He nodded.
“They had these disco lights and my mom put them around our living room and kitchen. All of our friends came over. I mean, I only had like three friends, most of the kids came for Austin. We always had a packed house. I had this boyfriend, Josh, and he brought me cornbread. That was my birthday gift.”
I didn’t know why I was going into such detail, but I was so lost in my own memories that I just kept going.
“I never figured out why he brought me cornbread. Maybe his mom had it lying around? Or was it a snarky joke about my weight that I didn’t get at the time? . . . I don’t know. But I remember getting this karaoke machine and thinking it was the coolest present ever, and my mom went into her room and locked the door during the party so we could feel older than we were and not be chaperoned the entire time.

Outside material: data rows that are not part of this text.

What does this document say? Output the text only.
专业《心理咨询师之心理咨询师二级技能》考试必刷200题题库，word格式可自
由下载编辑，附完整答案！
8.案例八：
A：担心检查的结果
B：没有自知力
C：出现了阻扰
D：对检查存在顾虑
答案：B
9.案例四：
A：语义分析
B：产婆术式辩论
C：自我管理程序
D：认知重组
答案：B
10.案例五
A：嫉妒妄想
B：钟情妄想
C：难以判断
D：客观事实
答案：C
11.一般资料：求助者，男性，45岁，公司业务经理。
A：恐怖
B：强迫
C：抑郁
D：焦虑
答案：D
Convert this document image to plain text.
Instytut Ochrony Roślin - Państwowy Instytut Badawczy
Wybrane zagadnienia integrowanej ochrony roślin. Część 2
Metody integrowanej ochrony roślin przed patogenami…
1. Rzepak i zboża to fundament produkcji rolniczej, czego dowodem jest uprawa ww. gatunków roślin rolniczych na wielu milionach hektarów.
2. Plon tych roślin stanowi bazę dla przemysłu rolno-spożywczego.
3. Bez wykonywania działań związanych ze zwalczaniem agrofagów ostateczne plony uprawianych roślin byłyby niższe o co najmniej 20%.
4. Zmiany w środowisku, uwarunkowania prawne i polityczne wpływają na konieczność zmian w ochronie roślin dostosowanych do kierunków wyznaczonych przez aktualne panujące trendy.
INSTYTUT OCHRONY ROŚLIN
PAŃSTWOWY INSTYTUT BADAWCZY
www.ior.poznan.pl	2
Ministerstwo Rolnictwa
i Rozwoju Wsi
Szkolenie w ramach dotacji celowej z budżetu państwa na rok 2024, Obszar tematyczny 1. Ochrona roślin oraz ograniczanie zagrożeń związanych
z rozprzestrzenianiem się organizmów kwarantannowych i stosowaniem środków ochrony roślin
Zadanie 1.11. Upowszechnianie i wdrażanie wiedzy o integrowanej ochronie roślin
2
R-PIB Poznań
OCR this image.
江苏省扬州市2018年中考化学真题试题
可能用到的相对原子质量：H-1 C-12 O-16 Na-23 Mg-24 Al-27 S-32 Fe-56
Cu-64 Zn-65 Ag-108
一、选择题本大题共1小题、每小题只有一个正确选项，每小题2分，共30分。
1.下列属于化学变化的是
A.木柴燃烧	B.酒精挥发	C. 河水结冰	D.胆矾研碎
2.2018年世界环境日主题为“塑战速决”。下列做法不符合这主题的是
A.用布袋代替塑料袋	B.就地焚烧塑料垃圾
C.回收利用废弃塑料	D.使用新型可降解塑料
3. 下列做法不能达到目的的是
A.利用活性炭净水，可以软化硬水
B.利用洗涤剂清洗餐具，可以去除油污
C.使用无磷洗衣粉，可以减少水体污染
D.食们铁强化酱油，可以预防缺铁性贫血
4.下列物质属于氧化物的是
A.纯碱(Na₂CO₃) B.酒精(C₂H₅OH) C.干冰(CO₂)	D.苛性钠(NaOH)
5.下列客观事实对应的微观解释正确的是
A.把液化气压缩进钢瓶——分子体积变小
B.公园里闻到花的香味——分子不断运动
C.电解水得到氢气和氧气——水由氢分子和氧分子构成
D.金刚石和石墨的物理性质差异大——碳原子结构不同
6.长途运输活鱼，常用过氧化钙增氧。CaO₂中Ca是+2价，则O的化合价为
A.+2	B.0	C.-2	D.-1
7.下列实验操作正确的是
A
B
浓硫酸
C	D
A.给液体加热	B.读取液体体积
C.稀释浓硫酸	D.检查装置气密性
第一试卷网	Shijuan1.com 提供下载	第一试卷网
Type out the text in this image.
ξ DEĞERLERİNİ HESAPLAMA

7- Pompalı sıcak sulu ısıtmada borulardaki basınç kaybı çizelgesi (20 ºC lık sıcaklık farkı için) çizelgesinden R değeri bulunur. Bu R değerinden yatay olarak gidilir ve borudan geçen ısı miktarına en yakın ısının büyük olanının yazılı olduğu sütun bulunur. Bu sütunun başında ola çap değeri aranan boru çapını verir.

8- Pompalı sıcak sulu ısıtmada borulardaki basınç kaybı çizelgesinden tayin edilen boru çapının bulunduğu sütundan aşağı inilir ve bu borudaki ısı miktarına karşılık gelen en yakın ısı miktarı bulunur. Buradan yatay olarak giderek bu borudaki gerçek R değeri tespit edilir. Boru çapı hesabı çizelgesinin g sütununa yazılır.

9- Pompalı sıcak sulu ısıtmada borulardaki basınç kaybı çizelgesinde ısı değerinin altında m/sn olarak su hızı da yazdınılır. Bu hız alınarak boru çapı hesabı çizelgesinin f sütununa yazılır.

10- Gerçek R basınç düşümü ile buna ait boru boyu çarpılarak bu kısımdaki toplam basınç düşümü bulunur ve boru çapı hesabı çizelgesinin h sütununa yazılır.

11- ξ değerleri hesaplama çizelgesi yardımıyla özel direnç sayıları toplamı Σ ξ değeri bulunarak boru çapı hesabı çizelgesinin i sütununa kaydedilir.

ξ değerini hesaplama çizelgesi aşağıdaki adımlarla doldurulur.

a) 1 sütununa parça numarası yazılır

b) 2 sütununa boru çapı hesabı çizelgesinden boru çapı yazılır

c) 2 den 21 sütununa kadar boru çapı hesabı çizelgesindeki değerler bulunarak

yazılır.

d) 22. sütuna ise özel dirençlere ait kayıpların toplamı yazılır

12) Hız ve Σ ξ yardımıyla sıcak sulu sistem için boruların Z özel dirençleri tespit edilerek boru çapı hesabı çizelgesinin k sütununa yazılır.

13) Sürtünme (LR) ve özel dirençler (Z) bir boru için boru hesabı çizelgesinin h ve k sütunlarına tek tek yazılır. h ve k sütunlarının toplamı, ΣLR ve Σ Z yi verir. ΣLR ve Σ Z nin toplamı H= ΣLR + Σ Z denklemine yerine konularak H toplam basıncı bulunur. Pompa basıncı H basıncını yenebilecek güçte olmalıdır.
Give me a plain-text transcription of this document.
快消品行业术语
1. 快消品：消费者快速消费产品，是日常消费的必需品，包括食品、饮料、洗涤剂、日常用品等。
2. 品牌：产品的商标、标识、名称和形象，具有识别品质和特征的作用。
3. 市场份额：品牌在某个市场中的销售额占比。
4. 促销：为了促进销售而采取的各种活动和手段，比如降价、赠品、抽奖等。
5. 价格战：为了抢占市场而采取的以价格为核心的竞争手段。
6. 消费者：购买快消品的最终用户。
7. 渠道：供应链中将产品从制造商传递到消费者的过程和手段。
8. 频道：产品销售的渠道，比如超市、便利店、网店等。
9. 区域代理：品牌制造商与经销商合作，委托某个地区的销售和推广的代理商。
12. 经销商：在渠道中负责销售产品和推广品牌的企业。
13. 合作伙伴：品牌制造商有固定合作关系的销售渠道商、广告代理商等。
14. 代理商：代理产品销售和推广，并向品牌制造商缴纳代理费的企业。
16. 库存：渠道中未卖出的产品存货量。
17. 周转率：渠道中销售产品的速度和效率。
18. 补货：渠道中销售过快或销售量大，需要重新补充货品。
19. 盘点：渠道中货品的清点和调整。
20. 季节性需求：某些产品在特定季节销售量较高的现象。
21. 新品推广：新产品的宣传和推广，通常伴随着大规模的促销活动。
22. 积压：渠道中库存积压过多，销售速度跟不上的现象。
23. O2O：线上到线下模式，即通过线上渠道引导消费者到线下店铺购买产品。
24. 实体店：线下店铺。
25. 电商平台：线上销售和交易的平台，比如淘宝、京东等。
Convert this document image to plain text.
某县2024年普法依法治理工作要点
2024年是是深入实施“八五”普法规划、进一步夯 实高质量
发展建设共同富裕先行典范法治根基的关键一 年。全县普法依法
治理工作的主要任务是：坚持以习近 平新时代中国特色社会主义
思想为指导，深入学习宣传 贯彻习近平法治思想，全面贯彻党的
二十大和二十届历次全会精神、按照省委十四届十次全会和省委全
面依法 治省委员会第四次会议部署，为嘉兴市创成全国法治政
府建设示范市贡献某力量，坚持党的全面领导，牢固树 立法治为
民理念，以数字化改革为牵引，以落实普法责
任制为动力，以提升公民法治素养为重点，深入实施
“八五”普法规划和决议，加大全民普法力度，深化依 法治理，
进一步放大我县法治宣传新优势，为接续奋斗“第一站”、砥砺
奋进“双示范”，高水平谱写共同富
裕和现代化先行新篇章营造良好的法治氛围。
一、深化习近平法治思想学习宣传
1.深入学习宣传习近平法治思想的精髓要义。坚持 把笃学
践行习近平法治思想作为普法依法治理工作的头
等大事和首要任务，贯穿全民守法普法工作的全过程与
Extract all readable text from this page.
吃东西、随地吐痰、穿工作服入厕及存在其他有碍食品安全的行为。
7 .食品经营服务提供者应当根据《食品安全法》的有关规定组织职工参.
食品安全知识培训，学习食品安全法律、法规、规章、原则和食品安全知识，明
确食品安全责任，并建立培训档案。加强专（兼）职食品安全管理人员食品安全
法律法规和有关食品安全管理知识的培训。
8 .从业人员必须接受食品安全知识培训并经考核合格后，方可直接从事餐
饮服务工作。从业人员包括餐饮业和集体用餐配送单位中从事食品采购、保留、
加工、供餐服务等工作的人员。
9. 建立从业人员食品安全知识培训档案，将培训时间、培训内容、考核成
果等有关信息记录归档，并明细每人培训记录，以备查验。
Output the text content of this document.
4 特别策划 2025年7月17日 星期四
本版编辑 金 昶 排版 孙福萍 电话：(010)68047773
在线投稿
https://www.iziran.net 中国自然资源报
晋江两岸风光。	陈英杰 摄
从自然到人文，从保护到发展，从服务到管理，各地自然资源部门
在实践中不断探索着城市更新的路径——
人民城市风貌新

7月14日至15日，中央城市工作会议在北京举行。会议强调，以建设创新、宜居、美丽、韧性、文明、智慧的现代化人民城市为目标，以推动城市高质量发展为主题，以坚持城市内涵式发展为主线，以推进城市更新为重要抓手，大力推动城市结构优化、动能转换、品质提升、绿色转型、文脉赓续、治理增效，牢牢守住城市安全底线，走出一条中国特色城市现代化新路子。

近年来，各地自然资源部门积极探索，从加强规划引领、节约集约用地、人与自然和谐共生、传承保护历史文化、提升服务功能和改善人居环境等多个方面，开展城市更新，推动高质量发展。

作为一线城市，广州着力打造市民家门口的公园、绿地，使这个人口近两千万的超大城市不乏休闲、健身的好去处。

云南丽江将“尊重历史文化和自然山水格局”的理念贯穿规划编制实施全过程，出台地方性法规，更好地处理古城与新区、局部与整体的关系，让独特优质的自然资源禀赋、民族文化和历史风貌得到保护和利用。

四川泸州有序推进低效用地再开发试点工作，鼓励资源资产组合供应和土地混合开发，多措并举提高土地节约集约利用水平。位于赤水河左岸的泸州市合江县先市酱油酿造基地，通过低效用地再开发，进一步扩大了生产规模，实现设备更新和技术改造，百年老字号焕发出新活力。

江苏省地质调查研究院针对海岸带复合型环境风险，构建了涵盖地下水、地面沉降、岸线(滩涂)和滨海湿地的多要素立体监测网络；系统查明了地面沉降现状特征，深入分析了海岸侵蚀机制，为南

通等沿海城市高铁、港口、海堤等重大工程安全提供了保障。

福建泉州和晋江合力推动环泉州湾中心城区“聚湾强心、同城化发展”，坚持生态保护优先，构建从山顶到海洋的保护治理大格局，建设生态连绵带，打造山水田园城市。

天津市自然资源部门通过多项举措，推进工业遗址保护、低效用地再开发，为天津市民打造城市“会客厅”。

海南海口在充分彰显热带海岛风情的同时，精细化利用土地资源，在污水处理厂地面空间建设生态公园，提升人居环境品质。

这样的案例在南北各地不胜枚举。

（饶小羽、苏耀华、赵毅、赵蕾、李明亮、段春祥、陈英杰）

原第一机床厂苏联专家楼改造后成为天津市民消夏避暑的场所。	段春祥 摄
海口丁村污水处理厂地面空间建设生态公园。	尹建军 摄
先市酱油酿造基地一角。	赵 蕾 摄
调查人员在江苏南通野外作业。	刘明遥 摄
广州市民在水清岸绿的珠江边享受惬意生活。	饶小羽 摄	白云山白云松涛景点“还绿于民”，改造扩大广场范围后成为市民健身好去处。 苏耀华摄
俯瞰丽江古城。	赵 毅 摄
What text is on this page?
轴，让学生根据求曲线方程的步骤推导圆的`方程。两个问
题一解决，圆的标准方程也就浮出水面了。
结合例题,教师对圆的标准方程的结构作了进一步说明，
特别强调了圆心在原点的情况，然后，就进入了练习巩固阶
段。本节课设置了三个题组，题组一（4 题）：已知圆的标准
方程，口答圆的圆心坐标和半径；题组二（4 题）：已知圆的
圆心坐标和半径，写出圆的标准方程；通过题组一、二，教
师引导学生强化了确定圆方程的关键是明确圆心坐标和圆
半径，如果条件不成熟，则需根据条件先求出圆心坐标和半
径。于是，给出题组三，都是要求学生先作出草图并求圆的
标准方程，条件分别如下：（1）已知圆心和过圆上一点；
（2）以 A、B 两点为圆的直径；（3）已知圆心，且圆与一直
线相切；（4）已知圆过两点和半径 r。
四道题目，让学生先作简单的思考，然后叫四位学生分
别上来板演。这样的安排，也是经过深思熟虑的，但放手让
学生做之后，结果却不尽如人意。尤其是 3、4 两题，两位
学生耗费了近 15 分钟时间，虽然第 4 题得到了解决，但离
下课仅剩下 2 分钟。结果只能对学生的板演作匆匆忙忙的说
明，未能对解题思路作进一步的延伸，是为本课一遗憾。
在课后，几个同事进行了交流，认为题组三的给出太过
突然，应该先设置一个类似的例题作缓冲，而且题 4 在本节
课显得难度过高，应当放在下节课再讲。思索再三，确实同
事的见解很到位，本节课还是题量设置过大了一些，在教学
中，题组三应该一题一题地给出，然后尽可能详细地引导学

Of course, we ended up playing one of those stupid party games and I had to kiss a boy named Joseph, who actually overdosed on heroin a few months ago . . .”
I could feel Kael looking at me, but it was the weirdest thing—I couldn’t stop myself from talking. We were at another red light. The sky was pitch-black and the red lights were reflecting off his dark skin.
“Wow, I’m talking a lot.” I clammed up, embarrassed. I couldn’t believe I had spiraled into conversation about the drug epidemic and everything. My cheeks flushed.
He looked over at me.
“It’s cool. I like hearing your take on the world.” His voice was so soft.
Who was this guy?So patient, so reserved, yet so in touch with the moment. I tried to imagine his friends, the lucky people who actually got to know him. Like Phillip, Elodie’s husband. Phillip was buoyant and friendly, and Kael . . . well, I didn’t know what the hell to think of him.
My brother was the only person I’d had to share reminiscences of my parents with. He had an aversion to reliving our childhood, and he no longer wanted to dwell on that part of our lives, but not me—well, I lived in the past most of the time. Even so, I’d never had this type of conversation with anyone other than Austin.
“My take on life?” I repeated. “You’ve heard enough about that. What’s your life like?” The light turned green. I wished it would have stayed red for another minute, another hour, maybe even an entire day.
He looked a little perplexed.
“There isn’t much to say. My life is that of a soldier. I live alone. Sleep and wake up alone. Go to war with my guys and hope to come back alive.”
Now I was the one who was speechless.
“So you don’t have a girlfriend or anything?”
“No way.” He immediately shook his head.
“A boyfriend?” I just had to ask. I took him in, his uniform, his young face, his voice that spoke as if he were a generation older than he looked.
He shook his head. “Neither. There’s no point in dating. I’m a soldier. Why make anyone else suffer while waiting for me to die?”
His loaded response kept us both quiet as we turned onto my street.
I parked my car in the driveway. The wind whipped around us as I pulled the keys from the ignition. Dirt covered my windshield with each sweep of air. Paving my driveway was rapidly moving up on my to-do list.
As we climbed out of my car, his voice surprised me. “Do you date soldiers?”
I laughed, grabbing my purse from the back floorboard, and the wind helped me slam the car door.
“No way. I don’t date much . . . I mean, I could if I wanted to. I just don’t have the time. Or the energy. But no, I don’t date soldiers, ever. Like you said, what’s the point if they’re always gone and can die at any moment?”
Kael stared at me, our eyes touching in some odd sort of agreement. He was a soldier who didn’t allow intimacy into his life, and I was a messy twenty-year-old who hardly knew what intimacy meant, with a promise to never date a soldier. Problem solved. Not that there was a problem to begin with, but now I knew that I could truly tell this stranger anything, since he would always be that: a stranger.